ダブルループ学習では、私たちは、仮定の枠組みの中で私たちの行動を検討しています。
ダブルループ学習では、人々が自分自身の観察者となり問いかけます。
「ここで何が起こっているのですか?パターンは何ですか?」
パターンを理解するには、経験を超えた「どのように?」に繋がる、この洞察が必要です。
意思決定の方法を変更し、想定の理解を深めます。
ダブルループ学習は、組織の機能や構造の再設計などの主要な修正または変更で機能します。
私たちは正しいことをしていますか?これが機能する理由、つまり洞察とパターンです。
トリプルループ学習
トリプルループ学習には「因果」という原則が含まれます。
学習は洞察とパターンを超えて因果の文脈に通じます。
その結果、私たちの文脈や視点の理解に変化が生じます。
学習しない学習にはこれがありません。つまり違いが出る違いが生じないのです。
トリプルループ学習は、新しい取り組みと学習方法を生み出します。
時間と空間によって大きく隔てられている場合でも、問題と解決策がどのように関連しているかを理解する必要があります。
また、以前の行動が現在の問題につながる因果関係をどのように作成したかを理解することも求められます。
組織は学習方法を学習するため、組織構造と行動の関係は根本的に変更されます。
この学習の結果には、目的を理解して変更する方法の強化、環境への対応方法の理解の深化、そして私たちが行うことを選択した理由の理解が深まることが含まれます。
組織は、シングルループ学習だけでは環境に適応しながら生き残っていくことは難しい時代にあります。
過去の成功体験における固定観念を自ら破壊し、外部から新しい知識や枠組みをダブルループ学習、あるいはトリプルループ学習し、それをまたシングルループ学習によって反復・強化していきます。
このサイクルを繰り返し継続できる組織だけが競争優位を保ち続けることができると言われています。
人を責めてもなんの解決にもならない
わたしたちは、ことがうまくいかないと、「あの人が悪い」「私が悪い」と考えがちです。
これは、「従順な子どもの心が強い人」には、とても馴染みやすい感情だし、解決方法です。
しかし現実にはなんの解決方法になりません。また「従順な子どもの心が強い人」には思わぬプレゼントになります。ますます、従順な子どもの心が強くなるばかりで、反省になることもなく、人生脚本を強くするだけです。
責める人も同じです。厳格な父親の心が強い人は責めずに要られませんが、彼らもその傾向を強くするだけで、実際には何の解決にもなりません。

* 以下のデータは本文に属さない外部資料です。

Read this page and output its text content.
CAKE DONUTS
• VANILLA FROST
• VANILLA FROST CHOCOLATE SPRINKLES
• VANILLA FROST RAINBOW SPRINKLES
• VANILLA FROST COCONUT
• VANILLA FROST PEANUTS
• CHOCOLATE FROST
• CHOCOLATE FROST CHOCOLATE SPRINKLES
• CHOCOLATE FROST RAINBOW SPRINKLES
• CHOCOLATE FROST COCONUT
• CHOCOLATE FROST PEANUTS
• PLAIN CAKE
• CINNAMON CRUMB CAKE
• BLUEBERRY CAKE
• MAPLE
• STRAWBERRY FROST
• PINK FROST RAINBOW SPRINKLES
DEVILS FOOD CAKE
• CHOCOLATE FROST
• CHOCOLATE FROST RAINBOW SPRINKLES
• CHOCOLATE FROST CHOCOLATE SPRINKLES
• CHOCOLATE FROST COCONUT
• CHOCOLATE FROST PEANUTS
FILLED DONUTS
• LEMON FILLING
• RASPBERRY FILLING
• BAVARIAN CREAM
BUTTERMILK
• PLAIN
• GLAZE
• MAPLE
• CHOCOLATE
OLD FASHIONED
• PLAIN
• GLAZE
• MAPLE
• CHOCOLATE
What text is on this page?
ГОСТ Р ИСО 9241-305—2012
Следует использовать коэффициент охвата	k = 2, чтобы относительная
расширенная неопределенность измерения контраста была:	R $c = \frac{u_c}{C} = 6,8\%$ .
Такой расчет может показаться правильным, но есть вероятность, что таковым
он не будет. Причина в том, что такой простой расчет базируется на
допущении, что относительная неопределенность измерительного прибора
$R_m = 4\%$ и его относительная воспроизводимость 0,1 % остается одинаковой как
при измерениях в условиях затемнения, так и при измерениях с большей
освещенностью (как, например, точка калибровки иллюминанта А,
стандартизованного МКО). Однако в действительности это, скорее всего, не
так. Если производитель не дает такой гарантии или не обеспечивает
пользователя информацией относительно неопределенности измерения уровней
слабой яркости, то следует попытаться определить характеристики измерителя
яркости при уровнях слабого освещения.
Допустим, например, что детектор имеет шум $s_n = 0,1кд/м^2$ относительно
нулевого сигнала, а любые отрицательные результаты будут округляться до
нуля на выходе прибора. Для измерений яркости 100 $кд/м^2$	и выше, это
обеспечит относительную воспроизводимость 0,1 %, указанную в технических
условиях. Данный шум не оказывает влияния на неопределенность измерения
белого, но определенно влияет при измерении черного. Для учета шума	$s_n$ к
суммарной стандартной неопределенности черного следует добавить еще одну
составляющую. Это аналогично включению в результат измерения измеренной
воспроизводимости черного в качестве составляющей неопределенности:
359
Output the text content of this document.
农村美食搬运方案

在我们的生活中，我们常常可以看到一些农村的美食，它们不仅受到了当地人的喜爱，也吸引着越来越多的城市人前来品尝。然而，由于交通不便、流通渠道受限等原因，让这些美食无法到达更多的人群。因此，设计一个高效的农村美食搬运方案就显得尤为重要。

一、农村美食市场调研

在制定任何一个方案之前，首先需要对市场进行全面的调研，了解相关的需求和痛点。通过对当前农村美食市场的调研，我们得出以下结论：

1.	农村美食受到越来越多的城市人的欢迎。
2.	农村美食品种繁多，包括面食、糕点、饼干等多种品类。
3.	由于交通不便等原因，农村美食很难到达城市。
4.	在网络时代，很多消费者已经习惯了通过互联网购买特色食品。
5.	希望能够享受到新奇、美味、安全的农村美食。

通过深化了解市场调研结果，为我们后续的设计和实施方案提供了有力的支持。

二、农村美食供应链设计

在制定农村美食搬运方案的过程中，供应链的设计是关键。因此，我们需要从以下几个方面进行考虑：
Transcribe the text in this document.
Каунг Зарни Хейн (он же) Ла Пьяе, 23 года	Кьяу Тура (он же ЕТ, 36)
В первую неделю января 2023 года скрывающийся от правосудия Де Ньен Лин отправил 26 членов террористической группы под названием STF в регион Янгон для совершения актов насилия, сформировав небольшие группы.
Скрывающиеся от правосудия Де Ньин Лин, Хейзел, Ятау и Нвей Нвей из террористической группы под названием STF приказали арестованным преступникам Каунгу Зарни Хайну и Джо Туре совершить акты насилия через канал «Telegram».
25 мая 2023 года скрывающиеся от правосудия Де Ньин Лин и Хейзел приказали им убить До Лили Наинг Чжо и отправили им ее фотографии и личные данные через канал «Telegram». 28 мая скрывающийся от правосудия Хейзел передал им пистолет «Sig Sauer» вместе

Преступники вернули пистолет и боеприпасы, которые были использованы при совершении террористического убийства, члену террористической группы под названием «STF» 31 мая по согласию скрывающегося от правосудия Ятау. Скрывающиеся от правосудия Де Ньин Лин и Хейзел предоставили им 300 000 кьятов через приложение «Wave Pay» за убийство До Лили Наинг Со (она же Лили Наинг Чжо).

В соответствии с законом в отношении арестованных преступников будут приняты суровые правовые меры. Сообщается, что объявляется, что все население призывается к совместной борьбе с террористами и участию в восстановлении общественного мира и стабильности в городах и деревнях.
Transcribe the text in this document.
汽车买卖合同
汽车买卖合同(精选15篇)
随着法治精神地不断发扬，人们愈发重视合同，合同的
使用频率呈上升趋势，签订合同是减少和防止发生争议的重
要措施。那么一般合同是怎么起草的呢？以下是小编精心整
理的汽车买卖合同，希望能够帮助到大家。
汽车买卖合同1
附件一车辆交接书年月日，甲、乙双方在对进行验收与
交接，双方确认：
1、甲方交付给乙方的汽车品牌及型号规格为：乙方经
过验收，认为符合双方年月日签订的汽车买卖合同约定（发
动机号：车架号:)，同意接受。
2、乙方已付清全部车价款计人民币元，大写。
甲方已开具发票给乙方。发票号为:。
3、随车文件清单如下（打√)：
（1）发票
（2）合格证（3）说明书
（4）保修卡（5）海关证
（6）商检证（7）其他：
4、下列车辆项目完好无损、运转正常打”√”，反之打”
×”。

視点を変えるとは自分の固定的な視点から抜け出すことです。しかし認知の歪みを強化するだけになります。思いつきのように相手の立場になって視点を変えても本質的な変化を起こすことはできません。「人間」という枠組みにとらわれている点では同じだからです。
人が失敗するのは、使う道具に間違いがあると考えると、道具探しに集中でできます。違う表現をするなら視野が広いという言い方もできます。
まとめ
シングルループ学習とは、すでに備えている考え方や行動の枠組みにしたがって問題解決を図っていくことです。
ダブルループ学習、さらにトリプルループ学習とは、既存の枠組みを捨てて新しい考え方や行動の枠組みを取り込むことです。
シングルループではA=Bですが、ダブルループではA=Fになり、トリプルループではA=Yになります。シングルループでは解決しないことがトリプルループでは解決する。これがシステム思考です。
つまりシステム思考とはトリプルループをシングルループにすることです。これがリーダーシップの本質にできるチームが違いが出せるチームになります。
繰り返し発生する事象を「人間」のせいにしないでください。これ、鉄則。